Le chemin du doute méthodique

Pour atteindre une certitude absolue, il faut commencer par douter. Cette démarche est universelle, car elle remet en question toutes les certitudes acquises, y compris la philosophie scolastique médiévale. Ce doute n'est pas sceptique par nature, car Descartes vise une finalité constructive : c'est un instrument pour atteindre la vérité. De plus, ce doute est purement théorique et ne s'applique pas à la conduite morale.

La procédure consiste à exposer les vérités admises pour vérifier s'il existe une raison d'en douter :

  • Le doute sur le témoignage des sens : Nous comptons sur nos sens, mais nous savons qu'ils peuvent être trompeurs. Faute de critère pour distinguer le vrai du faux, il est préférable de ne pas accorder sa confiance à ce qui nous a trompés une fois.

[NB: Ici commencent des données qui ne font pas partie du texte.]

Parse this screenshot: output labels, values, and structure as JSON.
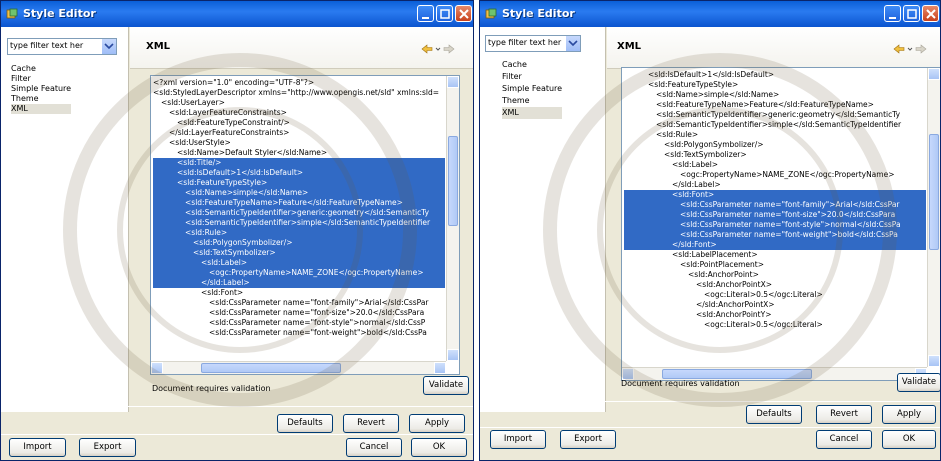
{
  "left_window": {
    "title": "Style Editor",
    "filter_placeholder": "type filter text her",
    "nav_items": [
      "Cache",
      "Filter",
      "Simple Feature",
      "Theme",
      "XML"
    ],
    "selected_nav": "XML",
    "section_title": "XML",
    "code_lines": [
      {
        "text": "<?xml version=\"1.0\" encoding=\"UTF-8\"?>",
        "indent": 0,
        "hl": false
      },
      {
        "text": "<sld:StyledLayerDescriptor xmlns=\"http://www.opengis.net/sld\" xmlns:sld=",
        "indent": 0,
        "hl": false
      },
      {
        "text": "<sld:UserLayer>",
        "indent": 1,
        "hl": false
      },
      {
        "text": "<sld:LayerFeatureConstraints>",
        "indent": 2,
        "hl": false
      },
      {
        "text": "<sld:FeatureTypeConstraint/>",
        "indent": 3,
        "hl": false
      },
      {
        "text": "</sld:LayerFeatureConstraints>",
        "indent": 2,
        "hl": false
      },
      {
        "text": "<sld:UserStyle>",
        "indent": 2,
        "hl": false
      },
      {
        "text": "<sld:Name>Default Styler</sld:Name>",
        "indent": 3,
        "hl": false
      },
      {
        "text": "<sld:Title/>",
        "indent": 3,
        "hl": true
      },
      {
        "text": "<sld:IsDefault>1</sld:IsDefault>",
        "indent": 3,
        "hl": true
      },
      {
        "text": "<sld:FeatureTypeStyle>",
        "indent": 3,
        "hl": true
      },
      {
        "text": "<sld:Name>simple</sld:Name>",
        "indent": 4,
        "hl": true
      },
      {
        "text": "<sld:FeatureTypeName>Feature</sld:FeatureTypeName>",
        "indent": 4,
        "hl": true
      },
      {
        "text": "<sld:SemanticTypeIdentifier>generic:geometry</sld:SemanticTy",
        "indent": 4,
        "hl": true
      },
      {
        "text": "<sld:SemanticTypeIdentifier>simple</sld:SemanticTypeIdentifier",
        "indent": 4,
        "hl": true
      },
      {
        "text": "<sld:Rule>",
        "indent": 4,
        "hl": true
      },
      {
        "text": "<sld:PolygonSymbolizer/>",
        "indent": 5,
        "hl": true
      },
      {
        "text": "<sld:TextSymbolizer>",
        "indent": 5,
        "hl": true
      },
      {
        "text": "<sld:Label>",
        "indent": 6,
        "hl": true
      },
      {
        "text": "<ogc:PropertyName>NAME_ZONE</ogc:PropertyName>",
        "indent": 7,
        "hl": true
      },
      {
        "text": "</sld:Label>",
        "indent": 6,
        "hl": true
      },
      {
        "text": "<sld:Font>",
        "indent": 6,
        "hl": false
      },
      {
        "text": "<sld:CssParameter name=\"font-family\">Arial</sld:CssPar",
        "indent": 7,
        "hl": false
      },
      {
        "text": "<sld:CssParameter name=\"font-size\">20.0</sld:CssPara",
        "indent": 7,
        "hl": false
      },
      {
        "text": "<sld:CssParameter name=\"font-style\">normal</sld:CssP",
        "indent": 7,
        "hl": false
      },
      {
        "text": "<sld:CssParameter name=\"font-weight\">bold</sld:CssPa",
        "indent": 7,
        "hl": false
      }
    ],
    "status_text": "Document requires validation",
    "validate_label": "Validate",
    "defaults_label": "Defaults",
    "revert_label": "Revert",
    "apply_label": "Apply",
    "import_label": "Import",
    "export_label": "Export",
    "cancel_label": "Cancel",
    "ok_label": "OK"
  },
  "right_window": {
    "title": "Style Editor",
    "filter_placeholder": "type filter text her",
    "nav_items": [
      "Cache",
      "Filter",
      "Simple Feature",
      "Theme",
      "XML"
    ],
    "selected_nav": "XML",
    "section_title": "XML",
    "code_lines": [
      {
        "text": "<sld:IsDefault>1</sld:IsDefault>",
        "indent": 3,
        "hl": false
      },
      {
        "text": "<sld:FeatureTypeStyle>",
        "indent": 3,
        "hl": false
      },
      {
        "text": "<sld:Name>simple</sld:Name>",
        "indent": 4,
        "hl": false
      },
      {
        "text": "<sld:FeatureTypeName>Feature</sld:FeatureTypeName>",
        "indent": 4,
        "hl": false
      },
      {
        "text": "<sld:SemanticTypeIdentifier>generic:geometry</sld:SemanticTy",
        "indent": 4,
        "hl": false
      },
      {
        "text": "<sld:SemanticTypeIdentifier>simple</sld:SemanticTypeIdentifier",
        "indent": 4,
        "hl": false
      },
      {
        "text": "<sld:Rule>",
        "indent": 4,
        "hl": false
      },
      {
        "text": "<sld:PolygonSymbolizer/>",
        "indent": 5,
        "hl": false
      },
      {
        "text": "<sld:TextSymbolizer>",
        "indent": 5,
        "hl": false
      },
      {
        "text": "<sld:Label>",
        "indent": 6,
        "hl": false
      },
      {
        "text": "<ogc:PropertyName>NAME_ZONE</ogc:PropertyName>",
        "indent": 7,
        "hl": false
      },
      {
        "text": "</sld:Label>",
        "indent": 6,
        "hl": false
      },
      {
        "text": "<sld:Font>",
        "indent": 6,
        "hl": true
      },
      {
        "text": "<sld:CssParameter name=\"font-family\">Arial</sld:CssPar",
        "indent": 7,
        "hl": true
      },
      {
        "text": "<sld:CssParameter name=\"font-size\">20.0</sld:CssPara",
        "indent": 7,
        "hl": true
      },
      {
        "text": "<sld:CssParameter name=\"font-style\">normal</sld:CssPa",
        "indent": 7,
        "hl": true
      },
      {
        "text": "<sld:CssParameter name=\"font-weight\">bold</sld:CssPa",
        "indent": 7,
        "hl": true
      },
      {
        "text": "</sld:Font>",
        "indent": 6,
        "hl": true
      },
      {
        "text": "<sld:LabelPlacement>",
        "indent": 6,
        "hl": false
      },
      {
        "text": "<sld:PointPlacement>",
        "indent": 7,
        "hl": false
      },
      {
        "text": "<sld:AnchorPoint>",
        "indent": 8,
        "hl": false
      },
      {
        "text": "<sld:AnchorPointX>",
        "indent": 9,
        "hl": false
      },
      {
        "text": "<ogc:Literal>0.5</ogc:Literal>",
        "indent": 10,
        "hl": false
      },
      {
        "text": "</sld:AnchorPointX>",
        "indent": 9,
        "hl": false
      },
      {
        "text": "<sld:AnchorPointY>",
        "indent": 9,
        "hl": false
      },
      {
        "text": "<ogc:Literal>0.5</ogc:Literal>",
        "indent": 10,
        "hl": false
      }
    ],
    "status_text": "Document requires validation",
    "validate_label": "Validate",
    "defaults_label": "Defaults",
    "revert_label": "Revert",
    "apply_label": "Apply",
    "import_label": "Import",
    "export_label": "Export",
    "cancel_label": "Cancel",
    "ok_label": "OK"
  },
  "colors": {
    "titlebar": "#0a5fd8",
    "selection": "#316ac5",
    "dialog_bg": "#ece9d8"
  }
}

La preuve empirique est donc mise entre parenthèses.
  • La distinction entre l'éveil et le sommeil : Qui nous assure que nous ne rêvons pas ? Parfois, dans nos rêves, nous croyons vivre des situations réelles. Il n'existe aucune distinction claire entre l'état de veille et le sommeil, remettant en question l'existence du monde extérieur.
  • Le doute sur les principes mathématiques : Mon raisonnement peut être erroné. Existe-t-il un « mauvais génie » qui nous aurait créés de telle sorte que nous croyions vrai ce qui est faux ? Par conséquent, la raison elle-même ne peut servir de fondement absolu.

Le Cogito : La certitude retrouvée

Alors que le scepticisme semble anéantir les deux sources de connaissance (les sens et la raison), une certitude demeure : l'acte de penser et la conscience. Je peux douter de tout, mais je ne peux douter que je suis en train de douter. La pensée et l'existence sont perçues simultanément. En conclusion, nous atteignons la certitude absolue de l'existence du sujet pensant, une vérité perçue « clairement et distinctement », sans obscurité ni confusion.